Uma outra recomendação de estudo é o recém lançado curso “Discovering Personality”, do professor Jordan B. Peterson, que trata especificamente desse assunto. Especialista na área, Peterson possui muitas publicações sobre o estudo da personalidade. Portanto, para aqueles que desejam se aprofundar de forma didática, com qualidade, sugere-se a compra do curso.

Referências:

BARBETTA, P. A. Estatística Aplicada às Ciências Sociais. Ed. da UFSC, 9 ed. Florianópolis, 2014.

BARRICK, M. R.; MOUNT, M. K. The big five personality dimensions and job performance: a meta‐analysis. Personnel psychology, v. 44, n. 1, p. 1-26, 1991.

COHEN, T. R.; MORSE, L. Moral character: What it is and what it does. Research in organizational behavior, v. 34, p. 43-61, 2014.

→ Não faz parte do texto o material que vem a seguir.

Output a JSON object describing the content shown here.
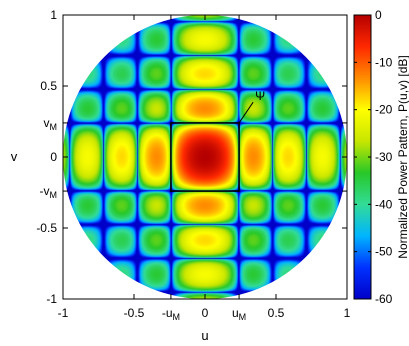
{
  "chart_data": {
    "type": "heatmap",
    "title": "",
    "xlabel": "u",
    "ylabel": "v",
    "xlim": [
      -1,
      1
    ],
    "ylim": [
      -1,
      1
    ],
    "x_ticks": [
      {
        "value": -1,
        "label": "-1"
      },
      {
        "value": -0.5,
        "label": "-0.5"
      },
      {
        "value": -0.24,
        "label": "-u",
        "sub": "M"
      },
      {
        "value": 0,
        "label": "0"
      },
      {
        "value": 0.24,
        "label": "u",
        "sub": "M"
      },
      {
        "value": 0.5,
        "label": "0.5"
      },
      {
        "value": 1,
        "label": "1"
      }
    ],
    "y_ticks": [
      {
        "value": 1,
        "label": "1"
      },
      {
        "value": 0.5,
        "label": "0.5"
      },
      {
        "value": 0.24,
        "label": "v",
        "sub": "M"
      },
      {
        "value": 0,
        "label": "0"
      },
      {
        "value": -0.24,
        "label": "-v",
        "sub": "M"
      },
      {
        "value": -0.5,
        "label": "-0.5"
      },
      {
        "value": -1,
        "label": "-1"
      }
    ],
    "colorbar": {
      "label": "Normalized Power Pattern, P(u,v) [dB]",
      "range": [
        -60,
        0
      ],
      "ticks": [
        0,
        -10,
        -20,
        -30,
        -40,
        -50,
        -60
      ],
      "tick_labels": [
        "0",
        "-10",
        "-20",
        "-30",
        "-40",
        "-50",
        "-60"
      ],
      "colormap": [
        "#0000c8",
        "#0032ff",
        "#00b4ff",
        "#32dc96",
        "#28c828",
        "#c8e600",
        "#ffff00",
        "#ff8c00",
        "#ff2800",
        "#b40000"
      ]
    },
    "visible_region": "unit circle u^2+v^2<=1",
    "main_lobe_box": {
      "u_range": [
        -0.24,
        0.24
      ],
      "v_range": [
        -0.24,
        0.24
      ]
    },
    "annotation": {
      "label": "Ψ",
      "point": [
        0.24,
        0.24
      ],
      "text_at": [
        0.36,
        0.4
      ]
    },
    "pattern": {
      "kind": "separable sinc^2",
      "aperture_u": 4.2,
      "aperture_v": 4.2,
      "floor_db": -60
    }
  }
}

DEYOUNG, C. G.; QUILTY, L. C.; PETERSON, J. B. Between facets and domains: 10 aspects of the Big Five. Journal of personality and social psychology, v. 93, n. 5, p. 880, 2007.

JOHN, O. P. et al. The “little five”: Exploring the nomological network of the five‐factor model of personality in adolescent boys. Child development, v. 65, n. 1, p. 160-178, 1994.

JOHN, O. P.; NAUMANN, Laura P.; SOTO, Christopher J. Paradigm shift to the integrative big five trait taxonomy. Handbook of personality: Theory and research, v. 3, n. 2, p. 114-158, 2008.

JOHN, O. P.; SRIVASTAVA, S. The Big Five trait taxonomy: History, measurement, and theoretical perspectives. Handbook of personality: Theory and research, v. 2, n. 1999, p. 102-138, 1999.

PASSOS, M. F.; LAROS, J. A.. O modelo dos cinco grandes fatores de personalidade: Revisão de literatura. CEP, v. 70910, p. 900, 2014.

PIEDMONT, R. L. The revised NEO Personality Inventory: Clinical and research applications. Springer Science & Business Media, 2013.